The day was getting old and dark, the sky and wind no less ugly. They left this most recent Prague in time to make it back to Oklahoma City for the night, and checked into the first motel they spotted just before the daylong winds finally ushered in cold rain. In the morning, drinking from Styrofoam cups the thin coffee they brewed in their room, they spread out the maps they’d picked up at a gas station and plotted their next move. The skies had mostly cleared overnight. A sunrise of frosty pinks and silvers was reflected in puddles in the parking lot outside.
“Well, our last and least Prague is about four hundred and sixty miles north of here. Should take us seven, maybe eight hours.”
“Why do you say ‘least’?” asked Gerrit. He had awakened before Meta and lain in bed worrying about how she was going to handle not finding the first movement of the sonata. Her brief outburst in the car had startled him into the realization that if this third and final American Prague didn’t turn up Otylie Bartošová, Meta could easily make the mistake of considering her quest a failure.
“Oh, I don’t mean it derogatorily. The opposite. Just it’s the smallest of the three Pragues and pretty much my last chance. If we drive straight through and the weather stays nice, by tomorrow sometime we’ll have been able to knock on every door in town. Then we’ll know.”
“Meta. Remember Venus de Milo, hear me?”
She nodded at him without saying anything, but he could see the worry there.
“Besides, it’s not your last chance. We’ll go back to New York and regroup. We haven’t checked national census records yet, and there are other ways to find people. We’re not out of options.”
He weighed whether to share with Meta the information he’d learned about Wittmann when they were in London. It had been quite a stretch since then—four days? Five? The travel from Prague to Pragues began to blur. He decided to wait until after the trip north. “Some breakfast first?” he asked, breaking the silence.

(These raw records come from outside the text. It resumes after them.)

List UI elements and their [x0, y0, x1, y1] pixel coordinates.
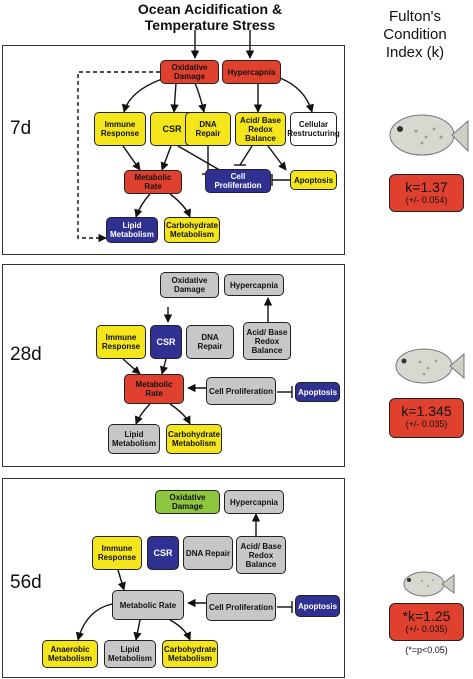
box-56d-dna-repair: DNA Repair — [183, 536, 233, 570]
box-28d-lipid-metabolism: Lipid Metabolism — [108, 424, 160, 454]
k-value-56d: *k=1.25 — [402, 608, 451, 624]
box-56d-metabolic-rate: Metabolic Rate — [112, 590, 184, 620]
fish-illustration-56d — [403, 571, 455, 597]
box-56d-acid-base: Acid/ Base Redox Balance — [236, 536, 286, 574]
box-7d-cell-proliferation: Cell Proliferation — [205, 169, 271, 193]
k-value-7d: k=1.37 — [405, 179, 448, 195]
fulton-line-3: Index (k) — [385, 44, 445, 61]
box-28d-carbohydrate-metabolism: Carbohydrate Metabolism — [166, 424, 222, 454]
box-56d-oxidative-damage: Oxidative Damage — [155, 490, 220, 514]
box-28d-apoptosis: Apoptosis — [295, 382, 340, 402]
box-28d-hypercapnia: Hypercapnia — [224, 274, 284, 296]
fulton-label: Fulton's Condition Index (k) — [360, 8, 470, 62]
significance-note: (*=p<0.05) — [405, 645, 448, 655]
box-7d-cellular-restructuring: Cellular Restructuring — [287, 112, 340, 146]
k-sd-7d: (+/- 0.054) — [405, 195, 448, 205]
box-7d-immune-response: Immune Response — [94, 112, 146, 146]
box-7d-metabolic-rate: Metabolic Rate — [124, 170, 182, 194]
title-line-2: Temperature Stress — [144, 17, 276, 33]
box-7d-lipid-metabolism: Lipid Metabolism — [106, 217, 158, 243]
k-sd-56d: (+/- 0.035) — [405, 624, 448, 634]
box-56d-carbohydrate-metabolism: Carbohydrate Metabolism — [162, 640, 218, 668]
box-28d-metabolic-rate: Metabolic Rate — [124, 374, 184, 404]
box-7d-acid-base: Acid/ Base Redox Balance — [235, 112, 286, 146]
k-value-box-7d: k=1.37 (+/- 0.054) — [389, 174, 464, 212]
box-7d-carbohydrate-metabolism: Carbohydrate Metabolism — [164, 217, 220, 243]
k-value-28d: k=1.345 — [401, 403, 452, 419]
box-7d-dna-repair: DNA Repair — [185, 112, 231, 146]
k-value-box-28d: k=1.345 (+/- 0.035) — [389, 398, 464, 438]
box-56d-cell-proliferation: Cell Proliferation — [206, 593, 276, 621]
day-label-56d: 56d — [10, 572, 42, 593]
box-28d-immune-response: Immune Response — [96, 325, 146, 359]
fish-illustration-28d — [395, 348, 465, 384]
fulton-line-1: Fulton's — [388, 8, 442, 25]
box-28d-acid-base: Acid/ Base Redox Balance — [243, 322, 291, 360]
k-value-box-56d: *k=1.25 (+/- 0.035) — [389, 603, 464, 641]
box-28d-csr: CSR — [150, 325, 182, 359]
fish-illustration-7d — [389, 114, 469, 156]
box-56d-hypercapnia: Hypercapnia — [224, 490, 284, 514]
box-28d-oxidative-damage: Oxidative Damage — [160, 272, 219, 298]
box-56d-apoptosis: Apoptosis — [295, 595, 340, 617]
title-line-1: Ocean Acidification & — [137, 1, 283, 17]
box-7d-apoptosis: Apoptosis — [290, 170, 337, 190]
box-7d-hypercapnia: Hypercapnia — [222, 60, 281, 84]
day-label-7d: 7d — [10, 118, 32, 139]
fulton-line-2: Condition — [383, 26, 447, 43]
box-56d-csr: CSR — [147, 536, 179, 570]
box-28d-cell-proliferation: Cell Proliferation — [206, 377, 276, 405]
k-sd-28d: (+/- 0.035) — [405, 419, 448, 429]
box-56d-immune-response: Immune Response — [92, 536, 142, 570]
box-28d-dna-repair: DNA Repair — [186, 325, 234, 359]
day-label-28d: 28d — [10, 344, 42, 365]
box-56d-anaerobic-metabolism: Anaerobic Metabolism — [42, 640, 98, 668]
box-7d-oxidative-damage: Oxidative Damage — [160, 60, 219, 84]
box-56d-lipid-metabolism: Lipid Metabolism — [104, 640, 156, 668]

“I’m famished,” she agreed. “Shall we just grab something and eat it on the road?”
“Sounds like a plan.”
They packed their few belongings after a quick s
hower and set off for, as Gerrit had taken to spelling it in his notebook, having learned how the name was pronounced out here, Praygue.
UNNERVED BUT UNBOWED, WITTMANN lit the first of many cigarettes he would smoke that day, then tossed his match into the gutter as he stood looking up and down the street in front of Mandelbaum’s hotel. Not that he expected to see the man’s back as he disappeared around a corner like some tawdry rat. Mandelbaum was neither tawdry nor a rat, he knew, but rather had become someone who no longer seemed to understand how the world worked.
To think he, Wittmann, had been naive enough to believe he had formed a collegial pact with his American friend. Not collaborative, no. Not symbiotic. But, at minimum, the beginnings of a civilized negotiation. Moving uneasily together toward a common goal, improvising their way as they had done in times past. For him to have checked out like this without the common courtesy of a forewarning, a simple call? And where precisely were his acolyte and the goddamn manuscript? He couldn’t remember feeling such a combination of disgust, chagrin, even dread—of not being in firm control of his corner of the world.
Now here he stood with nothing more than a note on hotel stationery, sealed in an envelope with its fancy engraved coat of arms, which the desk clerk handed him while they exchanged a few cordial unpleasantries of their own.
Please, Wittmann had tried, offering the younger man in his somewhat military-style hotel uniform a gracious smile. I’ve been trying to call him since yesterday. I expect that if you dial him from the front desk, you’ll have better luck getting through.